Definition. A regular curve $\alpha: I \to \mathbb R^3$ is a helix if there is a unit vector $v$ that forms a constant angle with $\alpha'(t), \forall t \in I$.
We can assume $\alpha$ parameterized by arc length. If $\alpha$ is a helix, then there is a unit vector $v$ such that $\langle \alpha'(s), v \rangle$ is constant. So $\langle \alpha''(s),v \rangle = 0$, that is $k(s)\langle n(s), v
\rangle = 0$. As $k(s) \ne 0$, it follows that $v$ belongs to the plan determined by $t(s)$ and $b(s)$, for each $s \in I $. So be
$$ v= \cos\theta(s)\,t(s) + \sin\theta(s)\,b(s)$$
Differentiating and using Frenet's formulas, we get
$$0 = -\sin\theta(s)\theta'(s)t(s) + (k(s)\cos\theta(s)+\tau(s)\sin\theta(s))n(s) + \cos\theta(s)\theta'(s)b(s)$$
Therefore,$\forall s \in I$,
$$\sin\theta(s)\theta'(s) = 0,$$
$$\cos\theta(s)\theta'(s) = 0,$$
$$k(s)\cos\theta(s) + \tau(s) \sin\theta(s) = 0$$
The first two equations determine $\theta'(s) = 0, \forall \in I$. Therefore, $\theta(s)$ is constant. Also, the constant $\cos\theta$ is non-zero, otherwise we would have $\tau(s)=0$, which contradicts the hypothesis. It follows from the third equality that $\frac{k}{\tau}$ is constant. Conversely, if $\frac{k}{\tau}$ is constant, we set $\theta$ such that $tg\theta = -\frac{k}{\tau}$. So $$v=cos\theta t(s) + sin \theta b(s)$$ is a constant unit vector and $\forall s \in, \langle t(s), v \rangle = cos\theta $ is constant. So $\alpha$ is helix.
Apparently the answer is correct but incomplete, I'm not able to complete it.
Thanks for any help.
Best Answer
The curve $\alpha: \vec{r}(s)$ is parametrized by its arclenght.

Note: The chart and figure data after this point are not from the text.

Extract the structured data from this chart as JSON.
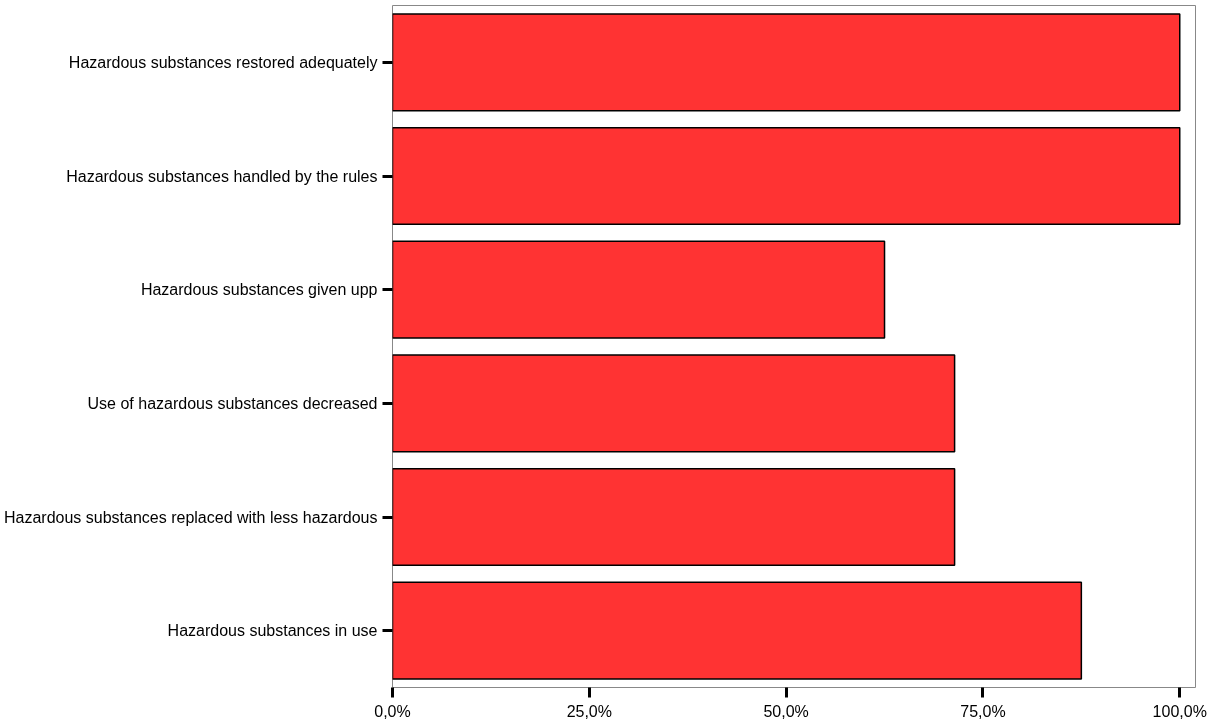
{
  "chart_data": {
    "type": "bar",
    "orientation": "horizontal",
    "categories": [
      "Hazardous substances restored adequately",
      "Hazardous substances handled by the rules",
      "Hazardous substances given upp",
      "Use of hazardous substances decreased",
      "Hazardous substances replaced with less hazardous",
      "Hazardous substances in use"
    ],
    "values": [
      100,
      100,
      62.5,
      71.4,
      71.4,
      87.5
    ],
    "color": "#ff3333",
    "xlim": [
      0,
      102
    ],
    "xticks": [
      {
        "value": 0,
        "label": "0,0%"
      },
      {
        "value": 25,
        "label": "25,0%"
      },
      {
        "value": 50,
        "label": "50,0%"
      },
      {
        "value": 75,
        "label": "75,0%"
      },
      {
        "value": 100,
        "label": "100,0%"
      }
    ],
    "grid": false
  }
}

The associated vector functions $\vec{T}$, $\vec{N}$, $\vec{B}$ and Frenet-Serret formulas are explained in here: https://en.wikipedia.org/wiki/Frenet%E2%80%93Serret_formulas. In the solution, we will show these functions without the parameter $s$.
Assume first that ${\kappa}{\tau}=c$ is a constant. Then the first and third Frenet-Serret formulas $\frac{\vec{T}}{ds}=\kappa\vec{N}$ and $\frac{\vec{B}}{ds}=-\tau\vec{N}$ give $\frac{\vec{T}+c\vec{B}}{ds}=\vec{0}$ and hence $\vec{T}+c\vec{B}=\vec{v_0}$ is a constant vector. But then, since $\vec{T}\bot\vec{B}$ and $\vec{T}\cdot\vec{T}=1$ ve have $\vec{T}\cdot\vec{v_0}=1$. That is, the tangent vector makes a constant angle with $\vec{v_0}$. We can normalize $\vec{v_0}$ to obtain a unit vector with the same property.
Conversely, assume that the tangent vector makes a constant angle with a constant vector $\vec{v_0}$. Then $\vec{T}\cdot\vec{v_0}=k_0$ for some constant $k_0$. Taking derivative of both sides, we get $\frac{d\vec{T}}{ds}\cdot\vec{v_0}=0$. Then, if $\kappa$ is not zero, from the first Frenet-Serret formula, we deduce that $\vec{N}\cdot\vec{v_0}=0$ and hence $a\vec{T}+b\vec{B}=\vec{v_0}$ for some constants $a,b$. If $\kappa$ is zero, alternatively, we can use the third formula since $\vec{B}$ makes a constant angle with $\vec{v_0}$ too. Taking the derivative of the last equation we obtained, we get $(a\kappa -b\tau)\vec{N}=\vec{0}$. Hence, $a\kappa -b\tau=0$ and ${\kappa}{\tau}=\frac{a}{b}$ is a constant. By the way, $b$ must be non-zero, by the assumption of the problem that $\tau$ is non-zero.